Recently I had the experience of doing Janusirsasana (head towards knee pose) wrong.  I embarked down the path into the posture.  This is sort of a long path for me, including rest stops at the seat, the spinal lift, the initial fold, the belly reach towards the knee, and then the sweet wandering way of head towards knee.  A very nice journey, with lots of mind stuff of “ahh that’s right” as alignment works in and the body melts into length.  Another way I metaphorically experience this pose is as an architectural experience.  Each body part is a room or passageway to the next space.  Seat is the entry.  Spine is the long elegant hallway.  Head is the kitchen, the room where such delicious concoctions are created.  Arms are the cooling system.  Nerves, the electrical system.  Sighs are the music filling the space.  And the full expression of the pose is the stable structure, creaking and settling over time.  So this day I opened the door and started into the sanctuary of this space.  Good intentions and blessings for all who enter, right?

Well, this day I was sore and a bit tired and, frankly, PMSing.  So I just did it wrong.  I didn’t bother with the twist of belly towards knee.  I flopped rather curmudgeonly forward, surrendering to a somewhat cranky mindspace of “fuck alignment.  Fuck doing it right.  Let the structure slip into the mud.  Let  me just veer off the path like a kid following a bug in the woods. I’m just going to do what comes which seems to be this odd halfway version of the fucking fold.  Fuck.”  I suppose it was a day to have a confrontation with my inner judge, huh?  I had to basically tell it to shut up, perhaps because there was no family member around to perimenopausally tell to shut up.  Have you been there?  No?  Ahh, well have you ever had a two year old (or perhaps a 14 year old, lol) follow you from room to room just so they can once again fold their arms and turn their back on you and go “harrumph.”  Yeah.  Like that.  I followed my inner teacher all around the house of that pose turning my back in each room.

Yeah so after having that (mostly sub-awareness) conversation with myself, I oozed down into that half posture.  One leg bent and the the other stretched out, but instead of folding toward the extending leg, just chucking away the twist and leaning forward.  Then ten minutes passed while each breath took me further and further from the “correct” alignment.  I just did it wrong.  So wrong.  Slowly my torso shifted from between the extended legs to over the bent knee.  The extended leg got a good tractioning.  Got a real good tractioning.  Got a – what? This was surprising - healing tractioning!  Felt really really really good!!!  Felt. Healing.
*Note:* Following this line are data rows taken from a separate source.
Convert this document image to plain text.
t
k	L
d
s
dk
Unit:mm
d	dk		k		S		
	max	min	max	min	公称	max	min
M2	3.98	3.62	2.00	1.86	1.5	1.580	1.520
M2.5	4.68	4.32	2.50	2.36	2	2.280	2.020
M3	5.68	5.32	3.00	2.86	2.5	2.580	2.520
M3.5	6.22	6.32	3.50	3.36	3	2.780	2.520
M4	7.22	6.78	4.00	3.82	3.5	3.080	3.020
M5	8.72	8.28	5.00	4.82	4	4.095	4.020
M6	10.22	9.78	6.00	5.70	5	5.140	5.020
 It was healing to do it wrong.  It was healing to let go the judge for one brief respite.  It was new.  There was some moderate friction, some mental heat,  as I shoved the judge over in its seat a few times.  It felt. It felt.  New.

I did it wrong and it was right.  I am more aware now of the power of the judge.  It is the octopus on my face covering eyes, ears and nose with its tentacles so familiar I hardly perceive they are there as I say, “judge?  What judge? I’m just trying to do it right.”
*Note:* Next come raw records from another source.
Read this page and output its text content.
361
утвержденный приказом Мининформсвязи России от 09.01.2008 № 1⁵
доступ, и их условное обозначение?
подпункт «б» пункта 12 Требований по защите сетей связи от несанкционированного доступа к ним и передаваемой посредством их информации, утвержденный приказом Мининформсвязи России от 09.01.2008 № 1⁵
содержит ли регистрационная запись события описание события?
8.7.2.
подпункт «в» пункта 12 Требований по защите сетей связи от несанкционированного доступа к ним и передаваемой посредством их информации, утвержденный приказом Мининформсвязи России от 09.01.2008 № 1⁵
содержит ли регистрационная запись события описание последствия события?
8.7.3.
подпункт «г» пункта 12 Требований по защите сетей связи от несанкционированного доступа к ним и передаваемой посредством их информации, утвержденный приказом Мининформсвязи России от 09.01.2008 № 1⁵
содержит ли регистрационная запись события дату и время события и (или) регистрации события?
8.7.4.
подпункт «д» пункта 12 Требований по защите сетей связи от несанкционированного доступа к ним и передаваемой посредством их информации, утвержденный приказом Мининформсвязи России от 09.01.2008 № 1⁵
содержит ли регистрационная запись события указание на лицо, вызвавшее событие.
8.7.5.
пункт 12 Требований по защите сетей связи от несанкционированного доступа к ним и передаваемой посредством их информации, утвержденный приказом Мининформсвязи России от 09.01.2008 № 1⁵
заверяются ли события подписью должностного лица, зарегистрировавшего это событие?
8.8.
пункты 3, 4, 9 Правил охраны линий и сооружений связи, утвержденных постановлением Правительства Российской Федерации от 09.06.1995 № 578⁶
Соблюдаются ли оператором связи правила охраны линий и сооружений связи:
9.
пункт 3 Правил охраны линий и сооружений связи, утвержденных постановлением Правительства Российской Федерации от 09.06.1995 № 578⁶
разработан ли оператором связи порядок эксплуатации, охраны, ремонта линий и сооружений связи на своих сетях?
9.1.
Doing it wrong.  Letting go of the inner judge.  Unlearning.  Testing the learning.  Direct personal experience.  Unlearning to learn.  Becoming deeply aware of prior learning to see what has become so deeply ingrained that it is not in conscious awareness.  This.  Bringing into conscious awareness that which had been unnoticed.  Noticing.  Appreciating.  Refining.  Relearning.  A lifetime of learning.  Ommmmmmmm.